ACT IV ~ Sanctus & Benedictus
With a sense of anticipation, 12. LIFE/Elu introduces our next character the 13. PROSTITUTE/Prostituut. She boasts how she is always clean and well-dressed and most of her work is not as sleazy as people think. But then she acknowledges that as her looks fade, so will her professional appeal. She maintains that we are all selling ourselves in some way – including LIFE/Elu. Her music is a little jazzy and reaches its blues zenith in 14. LIFE/Elu where we hear how underneath the PROSTITUTE/Prostituut bravado lies intense vulnerability – LIFE/Elu can hear her crying inside her house and blues music playing. Again, LIFE/Elu takes on her role of comforter and assures the PROSTITUTE/Prostituut that there is a place on the dance card for her too.
This leads straight into the Sanctus & Benedictus. It starts with a lyrical sense of awe at the power and might of our holy Lord but is still initially soothing in character. The music becomes increasingly joyful and exuberant using the jaunty folk song Imed (“Wonders” from Jõelähtme, 1937 – the original text sings about finding a wondrous farm, like nowhere else in the world.) for the “Hosanna”s. I take this a step further by transforming the message into a wondrous God “Holy, holy, holy Lord” – the feeling is of overwhelming happiness, sometimes profound and sometimes playful.
ACT V ~ Agnus Dei
15. LIFE/Elu introduces us to the 16. AD MAN/Reklaamimees. She wonders whether it is worth asking him to the dance as, like the PROSTITUTE he sacrifices his own life (and integrity) for others. She can’t decide and the music reflects this with a tremolando kannel and questioning harmonies. Little fanfares of overblown importance pepper the music for 16. AD MAN/Reklaamimees but sinister undertones appear in the double bass, which precipitate the following Agnus Dei.

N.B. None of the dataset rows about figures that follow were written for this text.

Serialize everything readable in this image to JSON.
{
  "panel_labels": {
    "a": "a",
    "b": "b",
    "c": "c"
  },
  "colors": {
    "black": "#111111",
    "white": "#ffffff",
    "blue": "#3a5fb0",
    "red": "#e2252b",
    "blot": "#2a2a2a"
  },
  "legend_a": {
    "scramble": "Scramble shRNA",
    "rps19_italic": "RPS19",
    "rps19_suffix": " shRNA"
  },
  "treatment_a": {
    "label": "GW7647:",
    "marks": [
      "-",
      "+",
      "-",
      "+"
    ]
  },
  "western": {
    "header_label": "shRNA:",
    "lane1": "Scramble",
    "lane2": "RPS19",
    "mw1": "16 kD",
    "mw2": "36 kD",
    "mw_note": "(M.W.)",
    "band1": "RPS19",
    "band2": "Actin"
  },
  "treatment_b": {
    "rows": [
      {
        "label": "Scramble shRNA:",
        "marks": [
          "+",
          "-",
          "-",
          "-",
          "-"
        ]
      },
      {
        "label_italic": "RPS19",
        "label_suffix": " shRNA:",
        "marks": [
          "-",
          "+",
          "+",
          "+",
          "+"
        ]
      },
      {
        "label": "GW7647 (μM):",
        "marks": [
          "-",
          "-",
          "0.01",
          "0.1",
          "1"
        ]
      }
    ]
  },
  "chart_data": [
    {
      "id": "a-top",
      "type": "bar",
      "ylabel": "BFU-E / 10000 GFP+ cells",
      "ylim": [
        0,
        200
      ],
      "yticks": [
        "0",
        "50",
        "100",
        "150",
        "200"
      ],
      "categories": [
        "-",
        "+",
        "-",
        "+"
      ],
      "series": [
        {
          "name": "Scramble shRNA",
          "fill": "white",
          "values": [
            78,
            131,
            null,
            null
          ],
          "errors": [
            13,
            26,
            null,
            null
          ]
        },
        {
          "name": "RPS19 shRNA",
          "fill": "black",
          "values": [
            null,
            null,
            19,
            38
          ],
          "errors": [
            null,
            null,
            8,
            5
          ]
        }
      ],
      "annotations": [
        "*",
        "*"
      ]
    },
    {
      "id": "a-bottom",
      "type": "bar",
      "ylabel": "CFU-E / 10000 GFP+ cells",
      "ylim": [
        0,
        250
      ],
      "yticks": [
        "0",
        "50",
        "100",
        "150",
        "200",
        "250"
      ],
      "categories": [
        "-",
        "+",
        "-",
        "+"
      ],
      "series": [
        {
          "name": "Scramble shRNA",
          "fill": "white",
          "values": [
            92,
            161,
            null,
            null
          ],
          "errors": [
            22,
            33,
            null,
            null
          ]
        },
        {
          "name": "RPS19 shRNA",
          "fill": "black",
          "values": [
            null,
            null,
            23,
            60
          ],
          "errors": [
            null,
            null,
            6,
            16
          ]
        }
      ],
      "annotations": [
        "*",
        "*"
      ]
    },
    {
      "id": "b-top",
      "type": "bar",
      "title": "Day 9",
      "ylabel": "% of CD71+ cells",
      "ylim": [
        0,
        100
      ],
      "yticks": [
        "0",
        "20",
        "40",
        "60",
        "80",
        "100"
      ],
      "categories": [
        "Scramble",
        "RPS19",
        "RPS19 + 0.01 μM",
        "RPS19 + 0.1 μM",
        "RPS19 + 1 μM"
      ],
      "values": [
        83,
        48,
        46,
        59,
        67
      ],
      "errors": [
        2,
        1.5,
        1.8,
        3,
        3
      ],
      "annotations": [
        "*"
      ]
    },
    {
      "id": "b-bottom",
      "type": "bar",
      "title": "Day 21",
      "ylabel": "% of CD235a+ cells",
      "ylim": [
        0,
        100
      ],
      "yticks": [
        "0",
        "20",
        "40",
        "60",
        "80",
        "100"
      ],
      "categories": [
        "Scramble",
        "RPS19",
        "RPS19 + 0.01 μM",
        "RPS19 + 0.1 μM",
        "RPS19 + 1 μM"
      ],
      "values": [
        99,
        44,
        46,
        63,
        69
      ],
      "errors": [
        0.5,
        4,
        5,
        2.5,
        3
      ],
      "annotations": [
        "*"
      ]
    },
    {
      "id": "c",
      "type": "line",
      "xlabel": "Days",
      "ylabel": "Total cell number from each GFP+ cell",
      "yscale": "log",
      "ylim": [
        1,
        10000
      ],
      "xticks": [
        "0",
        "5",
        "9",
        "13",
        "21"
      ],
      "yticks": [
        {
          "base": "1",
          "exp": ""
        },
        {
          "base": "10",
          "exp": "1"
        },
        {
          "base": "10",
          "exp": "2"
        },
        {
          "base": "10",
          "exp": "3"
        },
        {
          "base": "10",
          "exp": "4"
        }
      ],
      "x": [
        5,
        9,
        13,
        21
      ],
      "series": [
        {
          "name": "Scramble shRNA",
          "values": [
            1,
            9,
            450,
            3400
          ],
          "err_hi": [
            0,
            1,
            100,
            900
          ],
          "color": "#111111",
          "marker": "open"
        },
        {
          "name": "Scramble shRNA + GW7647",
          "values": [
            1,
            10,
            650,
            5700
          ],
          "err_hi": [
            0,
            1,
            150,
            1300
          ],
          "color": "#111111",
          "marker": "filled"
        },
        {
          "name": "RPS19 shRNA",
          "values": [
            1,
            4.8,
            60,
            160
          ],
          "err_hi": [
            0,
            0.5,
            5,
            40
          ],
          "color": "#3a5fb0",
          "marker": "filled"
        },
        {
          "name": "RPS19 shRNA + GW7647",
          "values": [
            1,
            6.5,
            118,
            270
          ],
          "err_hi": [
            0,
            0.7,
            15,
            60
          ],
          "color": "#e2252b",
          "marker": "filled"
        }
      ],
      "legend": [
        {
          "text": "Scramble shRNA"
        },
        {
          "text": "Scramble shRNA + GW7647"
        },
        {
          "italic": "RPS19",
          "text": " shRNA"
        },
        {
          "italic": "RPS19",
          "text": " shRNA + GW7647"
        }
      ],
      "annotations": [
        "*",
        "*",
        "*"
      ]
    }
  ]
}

This part of the mass has an ostinato throughout of the lightly loping bells of Jaani Kirik (St John’s Church) (where this premiere is taking place), with a two-note pattern in which the second note is damped or muffled almost as soon as it is struck. Over this I have used the very haunting Käsikivi (The Grinding Stone, 1936), a Setu song (the polyphony and rhythms of Setu music are completely unique to this southern part of Estonia) that has a 5/8 rhythm which, with its strong beat followed by a weaker shorter one, seems to imitate the limping effect of the Jaani Kirik Bells.
Over the choir asking the Lamb of God to take away our sins and have mercy on us, 17. LIFE/Elu sings of the chaotic pace of the lives we all lead and how we can only live fully when we stand still from our daily running around. She invites you, the listener, to join into the dance as the choir sing “grant us peace” and the bells of Oliviste Church, which opened this work take us immediately into….
ACT VI ~ Ita Missa est!
The choir sings the opening bars of the Kyrie as we are brought back to the 18. PREACHER/Jutleja of the very beginning. He summarizes by asking how, through all the writings and advice we receive, can we find the true source of the information we need for Life. He tells us that no one knows the whole answer and that he who has the courage to ask is actually the smartest. He who has the most enquiring mind is “a true teacher”.
In the final song, 19. LIFE/Elu declares that despite all our daily struggles and weaknesses, there is pleasure to be had in the Dance of Life. She reiterates her deeply proud and patriotic feelings about Tallinn (the choir accompanies her with bell-like “Tallinn”s which, as a happy coincidence, I was told sounded like the Estonian words “ta linn”, meaning “his/her town”) and leads us, with all our music of strings, Tallinn’s bells and a rejoicing choir, rising higher and higher upwards, towards God.